Ivan Zorman (April 28, 1889 – August 4, 1957) was a Slovene poet and composer.

Zorman was born in Šmarje, Slovenia (then part of Austria-Hungary). Zorman's family emigrated from Austria-Hungary to the United States when he was four years old. After returning to Slovenia for one year, when he was ten years old, Zorman immersed himself in the study of Slovene and culture. He graduated from Western Reserve University with degrees in language, literature and music. He went on to teach organ, piano, and voice for Slovene societies while serving as an organist at St. Lawrence Catholic Church.

While Zorman's poetry became successful in the United States, it went largely unnoticed in his homeland of Yugoslavia. However, in 1933, his poems became more popular and he was acknowledged as a legitimate writer in Slovene. "In 1938, his 5th book of poetry, From the New World, received honorable mention in the Jugoslav University Club at the Hollenden Hotel. Zorman eventually wrote 6 volumes of poetry and translated many others."

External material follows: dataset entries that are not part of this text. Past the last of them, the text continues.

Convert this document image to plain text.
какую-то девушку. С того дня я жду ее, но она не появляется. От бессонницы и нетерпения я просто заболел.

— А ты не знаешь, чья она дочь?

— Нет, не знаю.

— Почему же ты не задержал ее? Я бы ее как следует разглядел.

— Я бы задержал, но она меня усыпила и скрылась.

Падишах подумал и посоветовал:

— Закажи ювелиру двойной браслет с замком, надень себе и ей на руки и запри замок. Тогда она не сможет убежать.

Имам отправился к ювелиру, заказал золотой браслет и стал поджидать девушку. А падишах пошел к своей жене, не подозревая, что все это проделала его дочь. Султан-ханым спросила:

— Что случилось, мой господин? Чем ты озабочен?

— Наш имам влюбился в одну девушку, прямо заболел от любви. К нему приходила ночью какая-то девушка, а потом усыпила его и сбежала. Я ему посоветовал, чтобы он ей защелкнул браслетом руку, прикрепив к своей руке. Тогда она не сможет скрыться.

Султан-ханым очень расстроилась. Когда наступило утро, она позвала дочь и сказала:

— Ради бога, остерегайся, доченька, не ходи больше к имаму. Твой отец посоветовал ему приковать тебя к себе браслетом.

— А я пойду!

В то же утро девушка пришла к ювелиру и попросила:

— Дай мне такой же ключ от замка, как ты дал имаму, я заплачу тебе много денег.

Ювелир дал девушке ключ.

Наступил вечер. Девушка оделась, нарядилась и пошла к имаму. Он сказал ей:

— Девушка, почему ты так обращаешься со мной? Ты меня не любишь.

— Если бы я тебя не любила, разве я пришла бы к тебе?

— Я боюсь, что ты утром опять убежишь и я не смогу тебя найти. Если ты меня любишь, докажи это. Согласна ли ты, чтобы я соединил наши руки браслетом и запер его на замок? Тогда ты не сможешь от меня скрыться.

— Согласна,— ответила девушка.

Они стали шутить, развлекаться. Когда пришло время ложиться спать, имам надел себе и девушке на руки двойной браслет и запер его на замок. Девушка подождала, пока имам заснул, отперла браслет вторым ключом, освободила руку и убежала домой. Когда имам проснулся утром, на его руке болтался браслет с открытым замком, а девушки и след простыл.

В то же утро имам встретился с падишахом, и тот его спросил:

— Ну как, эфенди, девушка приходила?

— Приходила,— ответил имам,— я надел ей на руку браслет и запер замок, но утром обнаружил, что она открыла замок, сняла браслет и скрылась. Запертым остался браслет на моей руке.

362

Zorman contributed to the Cleveland Cultural Gardens project through his translation of the Yugoslav Cultural Garden (now the Slovenian Cultural Garden) piece found in the book, Their Paths Are Peace by Clara Lederer. In 1959, Zorman's daughter, Carmen, dedicated a memorial bust to her father in Gardens.

Zorman died of throat cancer in Cleveland, Ohio in 1957.